- Theatrical release poster
- Directed by: Herbert I. Leeds
- Screenplay by: George Callahan
- Based on: Fortuneer by Reginald Taviner
- Produced by: Lewis J. Rachmil
- Starring: Robert Sterling Joan Dixon Ricardo Cortez Dante
- Cinematography: Henry Freulich
- Edited by: Desmond Marquette
- Music by: Paul Sawtell
- Production company: RKO Pictures
- Distributed by: RKO Pictures
- Release date: August 2, 1950 (Kansas City);
- Running time: 67 minutes
- Country: United States
- Language: English

= Bunco Squad =

1950 film by Herbert I. Leeds

Bunco Squad is a 1950 American crime film directed by Herbert I. Leeds and written by George Callahan. The film stars Robert Sterling, Joan Dixon, Ricardo Cortez and Dante (Harry August Jansen). It was released on September 1, 1950 by RKO Pictures.

== Cast ==
- Robert Sterling as Det. Sgt. Steve Johnson
- Joan Dixon as Grace Bradshaw / Bride in film
- Ricardo Cortez as Tony Weldon
- Douglas Fowley as Det. Sgt. Mack McManus
- Elisabeth Risdon as Jessica Royce
- Marguerite Churchill as Barbara Madison
- John Kellogg as Fred Reed
- Bernadene Hayes as Princess Liane
- Robert Bice as Drake
- Vivien Oakland as Annie Cobb
- Harry August Jansen as Dante the Magician
- Frank Wilcox as Dr. Largo (uncredited)

== Production ==
Bunco Squad was filmed over the course of several weeks in February 1950.
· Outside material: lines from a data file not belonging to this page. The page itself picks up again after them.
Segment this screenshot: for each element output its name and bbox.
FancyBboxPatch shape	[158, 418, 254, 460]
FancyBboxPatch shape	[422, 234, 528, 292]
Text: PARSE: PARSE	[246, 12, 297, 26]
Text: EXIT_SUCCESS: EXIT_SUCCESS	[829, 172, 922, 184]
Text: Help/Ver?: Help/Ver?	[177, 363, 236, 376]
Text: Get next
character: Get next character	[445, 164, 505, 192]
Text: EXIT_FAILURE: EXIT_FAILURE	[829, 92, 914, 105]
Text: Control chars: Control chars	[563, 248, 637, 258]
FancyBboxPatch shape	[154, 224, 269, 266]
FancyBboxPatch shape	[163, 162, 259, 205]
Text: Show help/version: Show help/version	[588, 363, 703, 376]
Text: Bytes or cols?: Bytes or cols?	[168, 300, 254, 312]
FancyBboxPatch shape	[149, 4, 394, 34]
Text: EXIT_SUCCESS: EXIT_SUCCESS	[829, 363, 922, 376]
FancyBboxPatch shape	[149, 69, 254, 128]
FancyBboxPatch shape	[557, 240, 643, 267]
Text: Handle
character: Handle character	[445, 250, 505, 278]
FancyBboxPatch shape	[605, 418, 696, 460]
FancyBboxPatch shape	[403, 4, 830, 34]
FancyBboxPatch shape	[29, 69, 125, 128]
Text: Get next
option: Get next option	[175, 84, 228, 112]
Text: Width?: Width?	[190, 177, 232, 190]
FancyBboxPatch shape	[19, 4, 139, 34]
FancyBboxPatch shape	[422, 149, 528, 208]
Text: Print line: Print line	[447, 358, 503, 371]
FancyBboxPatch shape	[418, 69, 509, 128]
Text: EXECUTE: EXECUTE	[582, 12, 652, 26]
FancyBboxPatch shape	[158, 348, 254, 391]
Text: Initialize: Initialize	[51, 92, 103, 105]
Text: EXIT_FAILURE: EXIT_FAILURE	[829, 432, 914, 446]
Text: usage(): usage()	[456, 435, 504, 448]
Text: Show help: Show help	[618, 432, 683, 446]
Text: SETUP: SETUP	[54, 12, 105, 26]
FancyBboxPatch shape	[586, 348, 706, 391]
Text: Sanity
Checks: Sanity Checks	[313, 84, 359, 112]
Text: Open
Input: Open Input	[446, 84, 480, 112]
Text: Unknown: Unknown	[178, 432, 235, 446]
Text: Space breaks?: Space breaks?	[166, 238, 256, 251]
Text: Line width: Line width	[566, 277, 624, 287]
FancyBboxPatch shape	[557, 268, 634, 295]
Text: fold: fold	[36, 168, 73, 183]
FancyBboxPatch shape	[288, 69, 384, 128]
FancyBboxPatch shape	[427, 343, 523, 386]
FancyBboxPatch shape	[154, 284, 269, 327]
Harry August Jansen, a famous magician for more than 50 years and known professionally as Dante, emerged from retirement to appear in the film and assist as a technical advisor. Jansen donated his own spiritualistic props, valued at more than $50,000, for use in the film. Marguerite Churchill, who plays Barbara Madison, appears in her first screen role since 1938, when she retired to marry actor George O'Brien. Joan Dixon, a 20-year-old tall brunette who had studied for one year under top Hollywood scout Florence Enright, made her screen debut in Bunco Squad.

Producer Lewis J. Rachmill consulted with a palmist, psychic adviser, handwriting analyst, phrenologist, astrologer and "character consultant" while preparing for the film. After the consultations, he said: "My picture will tell all, and that's a lot more than these phony seers did."

== Reception ==
Bunco Squad was first shown in Kansas City, Missouri on August 2, 1950 and was released nationwide as a second feature.

A reviewer in the Daily Times of Davenport, Iowa wrote that the film "could have been cut in half with no damage to the plot".